Once there (no queuing since I already had my pass), I decided I would not be staying long, I was tired and my sickness was not helping matters, I would suss it out, have a quick look, then come back tomorrow for a more in-depth explore. I got my map and checked out the special exhibitions where I found some cool drawings and a painting of a guy with a dick for a nose. Now what was the artist trying to depict here I wonder?

I tried my luck at navigating the museum and managed to find my way to the Mona Lisa. Wow, this must be the most photographed painting on the planet. People are crazy. I took a photo of the people taking photos and was satisfied with that.


Now tired, I made my way out. On the escalator down, a French guy (mid-40s, tanned, salt and pepper short hair and beard, well dressed) started talking to me in rapid French. When I asked “Parlais vous anglais?” he was surprised that I wasn’t French. “But you look so French!” he said. He asked if I am into athleticism, which I replied yes and when he asked I said that I mountain bike and climb. “Are you professional?” Haha, I wish. “You have just the most perfect silhouette” He said this while holding his hand and moving it up and down vertically to emphasise what he was saying. “I’m an artist, I would love to draw you.” Wow, now I was flattered, but a little weirded out. I said as much, smiling, and he couldn’t believe that no one had ever offered to paint or draw me before. He asked if I would be free, then when I said I was leaving Friday, he asked if I would be coming back to Paris. He seemed to very much want to put me on paper! I asked if he had a studio, which he did, at his house. Alarm bells!! I’m sure he had pure artistic intentions, but we’ll never know, I was flattered anyway and he wished me well on my travels and I with his art.

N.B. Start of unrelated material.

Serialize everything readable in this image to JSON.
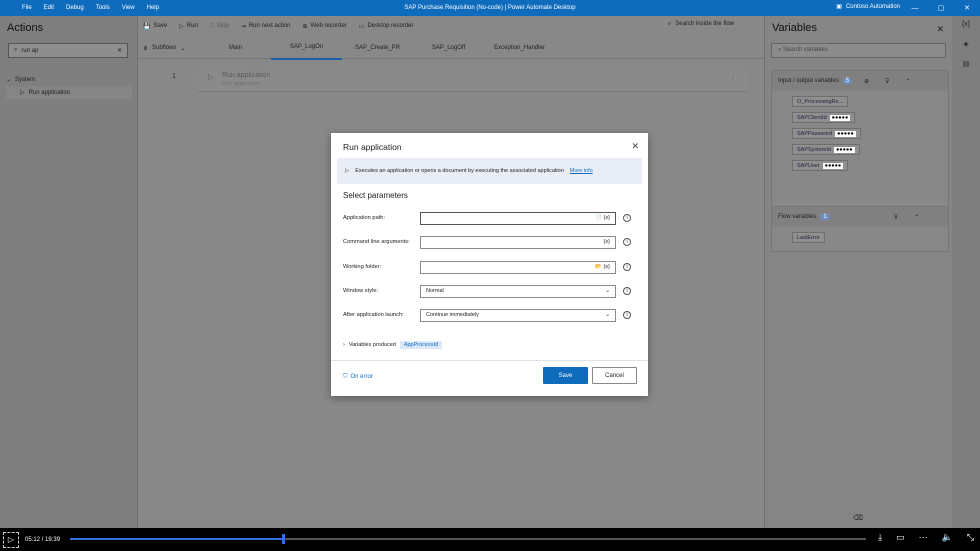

Outside the glass pyramid, I rode off on my first ride in the dark. I made sure the lights were working on the bike before I went anywhere and managed to navigate myself home without a map. It resulted in riding around in circles near the Louvre trying to find a street with traffic that flowed in the right direction, but eventually I was on my way and had parked my bike outside the hostel just within my free 30 minutes. I was happy to be back before 7pm for an early night. I had dinner in the bar next to the hostel for less than EUR10, then retired to my bunk for some relaxation and a much needed early night’s sleep.

France Fact #3: The coat room in the Louvre is totally free and self-service, even without a museum ticket, so if you’re in Paris and in need of somewhere to put a bag, the Louvre is a good bet!